PbSO4 ⇌ Pb2+ + SO42-

The equilibrium constant (Ksp) for this reaction is given as 1.6 x 10-8.

From the balanced chemical equation, we can see that 1 mole of anglesite (PbSO4) produces 1 mole of Pb2+ ions.

Now, let's assume the concentration of Pb2+ ions in the water is represented by [Pb2+].
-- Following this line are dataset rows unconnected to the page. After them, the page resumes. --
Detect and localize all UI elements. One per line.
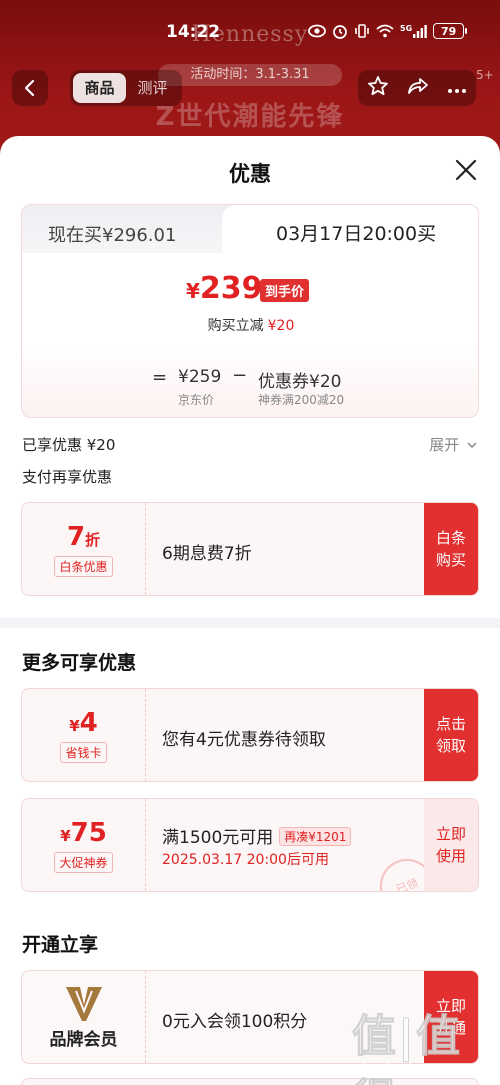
- reduce-line: 购买立减 ¥20: [22, 315, 478, 335]
- battery-indicator: 79: [433, 23, 468, 39]
- price-calculation: = ¥259 京东价 − 优惠券¥20 神券满200减20: [22, 357, 478, 417]
- base-price-value: ¥259: [178, 367, 222, 387]
- reduce-value: ¥20: [267, 318, 295, 334]
- coupon-value: 优惠券¥20: [258, 372, 342, 392]
- promo-yen: ¥: [60, 826, 71, 845]
- baitiao-buy-button[interactable]: 白条购买: [424, 503, 478, 595]
- saver-tag: 省钱卡: [60, 741, 107, 763]
- reduce-label: 购买立减: [207, 318, 264, 334]
- scheduled-buy-label: 03月17日20:00买: [276, 223, 437, 245]
- status-bar: 14:22 5G 79: [0, 0, 500, 66]
- coupon-value: ¥75: [60, 818, 107, 848]
- alarm-icon: [332, 23, 348, 39]
- enjoyed-discount: 已享优惠 ¥20: [22, 436, 116, 454]
- close-button[interactable]: [454, 158, 478, 182]
- brand-v-logo-icon: [65, 986, 102, 1021]
- promo-gap-pill: 再凑¥1201: [279, 827, 352, 846]
- chevron-down-icon: [467, 442, 477, 449]
- back-button[interactable]: [12, 70, 48, 106]
- member-left: 品牌会员: [22, 971, 146, 1063]
- baitiao-desc: 6期息费7折: [162, 544, 252, 564]
- final-price-yen: ¥: [186, 279, 200, 303]
- buy-now-price: 现在买¥296.01: [48, 225, 177, 246]
- promo-condition: 满1500元可用 再凑¥1201: [162, 823, 352, 848]
- promo-use-button[interactable]: 立即使用: [424, 799, 478, 891]
- base-price-label: 京东价: [178, 393, 215, 407]
- baitiao-value: 7: [66, 521, 86, 552]
- saver-coupon: ¥4 省钱卡 您有4元优惠券待领取 点击领取: [21, 688, 479, 782]
- final-price-value: 239: [199, 271, 263, 306]
- coupon-left: 7折 白条优惠: [22, 503, 146, 595]
- buy-now-tab[interactable]: 现在买¥296.01: [22, 205, 237, 253]
- eye-icon: [308, 24, 326, 38]
- baitiao-tag: 白条优惠: [54, 555, 113, 577]
- promo-value: 75: [70, 817, 107, 848]
- expand-label: 展开: [429, 436, 460, 454]
- network-type: 5G: [400, 23, 413, 33]
- minus-sign: −: [232, 365, 248, 386]
- final-price-badge: 到手价: [260, 279, 310, 302]
- saver-claim-label: 点击领取: [435, 715, 466, 755]
- product-tabs: 商品 测评: [70, 70, 182, 106]
- baitiao-coupon: 7折 白条优惠 6期息费7折 白条购买: [21, 502, 479, 596]
- activity-time-pill: 活动时间：3.1-3.31: [158, 64, 342, 86]
- saver-claim-button[interactable]: 点击领取: [424, 689, 478, 781]
- coupon-left: ¥75 大促神券: [22, 799, 146, 891]
- close-icon: [455, 159, 477, 181]
- watermark-url: zhizhizhi.com: [354, 1060, 462, 1076]
- status-icons: 5G 79: [308, 23, 468, 39]
- baitiao-unit: 折: [85, 530, 101, 549]
- expand-button[interactable]: 展开: [429, 434, 478, 455]
- price-card-body: ¥239 到手价 购买立减 ¥20 = ¥259 京东价 − 优惠券¥20 神券满…: [22, 253, 478, 417]
- signal-icon: 5G: [400, 23, 427, 38]
- coupon-value: ¥4: [69, 708, 98, 738]
- saver-value: 4: [79, 707, 98, 738]
- sheet-title: 优惠: [229, 162, 271, 186]
- section-divider: [0, 618, 500, 628]
- member-label: 品牌会员: [49, 1029, 118, 1050]
- vibrate-icon: [354, 23, 370, 39]
- price-card: 现在买¥296.01 03月17日20:00买 ¥239 到手价 购买立减 ¥20…: [21, 204, 479, 418]
- coupon-value: 7折: [67, 522, 100, 552]
- coupon-label: 神券满200减20: [258, 393, 345, 407]
- promo-desc: 满1500元可用: [162, 828, 274, 848]
- promo-coupon: ¥75 大促神券 满1500元可用 再凑¥1201 2025.03.17 20:0…: [21, 798, 479, 892]
- member-desc: 0元入会领100积分: [162, 1012, 308, 1032]
- coupon-left: ¥4 省钱卡: [22, 689, 146, 781]
- open-enjoy-title: 开通立享: [22, 934, 99, 956]
- baitiao-buy-label: 白条购买: [435, 529, 466, 569]
- more-discounts-title: 更多可享优惠: [22, 652, 137, 674]
- site-watermark: 值|值得 zhizhizhi.com: [352, 1000, 492, 1085]
- status-time: 14:22: [166, 22, 221, 42]
- tab-product[interactable]: 商品: [73, 73, 126, 103]
- discount-sheet: 优惠 现在买¥296.01 03月17日20:00买 ¥239 到手价 购买立减…: [0, 136, 500, 1085]
- pay-more-label: 支付再享优惠: [22, 468, 113, 486]
- promo-available-time: 2025.03.17 20:00后可用: [162, 852, 329, 868]
- tab-review[interactable]: 测评: [126, 73, 179, 103]
- more-icon[interactable]: [447, 79, 467, 98]
- promo-tag: 大促神券: [54, 851, 113, 873]
- chevron-left-icon: [24, 79, 35, 97]
- final-price: ¥239: [186, 271, 263, 306]
- wifi-icon: [376, 24, 394, 38]
- share-icon[interactable]: [407, 76, 429, 100]
- nav-actions: [358, 70, 476, 106]
- message-count-badge: 5+: [476, 68, 494, 82]
- promo-use-label: 立即使用: [435, 825, 466, 865]
- saver-desc: 您有4元优惠券待领取: [162, 730, 326, 750]
- saver-yen: ¥: [69, 716, 80, 735]
- favorite-star-icon[interactable]: [367, 75, 389, 101]
- equals-sign: =: [152, 367, 168, 388]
According to the solubility product expression, we have:

Ksp = [Pb2+] [SO42-]

Since the concentration of Pb2+ ions is equal to the concentration of SO42- ions in the equilibrium state, we can write:

Ksp = [Pb2+]^2

Substituting the given Ksp value into the equation:

1.6 x 10-8 = [Pb2+]^2

Taking the square root of both sides:

[Pb2+] = sqrt(1.6 x 10-8)

[Pb2+] ≈ 1.26 x 10-4 M

To convert this concentration to parts per million (ppm), we multiply by the molar mass of Pb2+ (207.2 g/mol) and divide by the density of water (1 g/mL) to obtain:

[Pb2+] ≈ (1.26 x 10-4 M) * (207.2 g/mol) / (1 g/mL) ≈ 0.026 ppm

Comparing this value with the guideline of 0.05 ppm, we can see that the equilibrium concentration of Pb2+ ions when at equilibrium with anglesite does not exceed the guideline for the maximum allowable concentration of Pb2+ ions in drinking water.

To determine if the maximum allowable concentration of Pb2+ ions in drinking water is exceeded when in equilibrium with anglesite (PbSO4), we need to compare the concentration of Pb2+ ions with the given Ksp value.
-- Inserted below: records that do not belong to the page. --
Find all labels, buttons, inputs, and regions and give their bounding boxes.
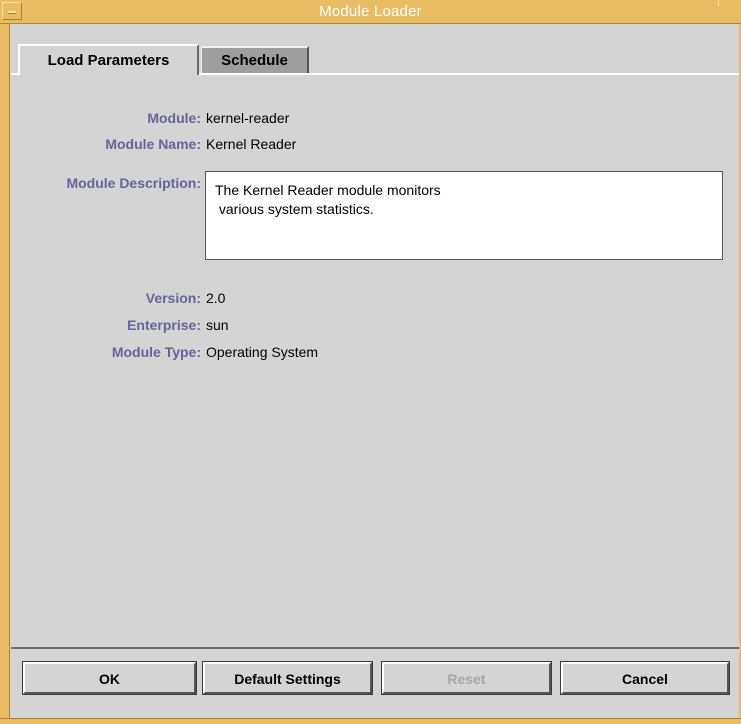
version-value: 2.0	[206, 290, 226, 306]
title-bar[interactable]: Module Loader	[0, 0, 741, 24]
window-frame-left	[0, 24, 10, 724]
cancel-button[interactable]: Cancel	[560, 661, 730, 695]
version-label: Version:	[145, 290, 201, 306]
module-name-value: Kernel Reader	[206, 136, 297, 152]
reset-button[interactable]: Reset	[381, 661, 552, 695]
module-description-label: Module Description:	[66, 175, 201, 191]
module-type-value: Operating System	[206, 344, 319, 360]
module-value: kernel-reader	[206, 110, 290, 126]
enterprise-value: sun	[206, 317, 229, 333]
tab-load-parameters[interactable]: Load Parameters	[18, 44, 199, 75]
module-label: Module:	[147, 110, 201, 126]
default-settings-button[interactable]: Default Settings	[202, 661, 373, 695]
ok-button[interactable]: OK	[22, 661, 197, 695]
module-description-textarea[interactable]: The Kernel Reader module monitors variou…	[205, 171, 723, 260]
module-type-label: Module Type:	[111, 344, 201, 360]
module-name-label: Module Name:	[105, 136, 201, 152]
enterprise-label: Enterprise:	[127, 317, 201, 333]
module-loader-window: Module Loader Schedule Load Parameters M…	[0, 0, 741, 724]
tab-panel-load-parameters	[11, 73, 739, 649]
window-frame-bottom	[0, 718, 741, 724]
tab-schedule[interactable]: Schedule	[201, 46, 309, 73]
window-title: Module Loader	[319, 3, 422, 20]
To start, let's calculate the concentration of Pb2+ ions from the Ksp value of anglesite.

The balanced equation for the dissociation of anglesite is:
PbSO4(s) ⇌ Pb2+(aq) + SO4^2-(aq)

The Ksp expression for anglesite is:
Ksp = [Pb2+][SO4^2-]

Given that Ksp = 1.6 x 10^(-8), we know that [Pb2+] = x (where x is the concentration of Pb2+ ions).

Since anglesite is at equilibrium with the underground water supply, the concentration of Pb2+ ions will be equal to x. Therefore, we can substitute x for [Pb2+] in the Ksp expression:

1.6 x 10^(-8) = x * [SO4^2-]

To solve for x, we need to know the concentration of SO4^2- in the water supply. Without that information, we can't determine if the guideline is exceeded.

If you have access to the concentration of SO4^2- in the underground water supply, you can substitute it into the equation to find the concentration of Pb2+. Then, compare that concentration with the given maximum allowable concentration of 0.05 ppm (parts per million) to determine if the guideline is exceeded.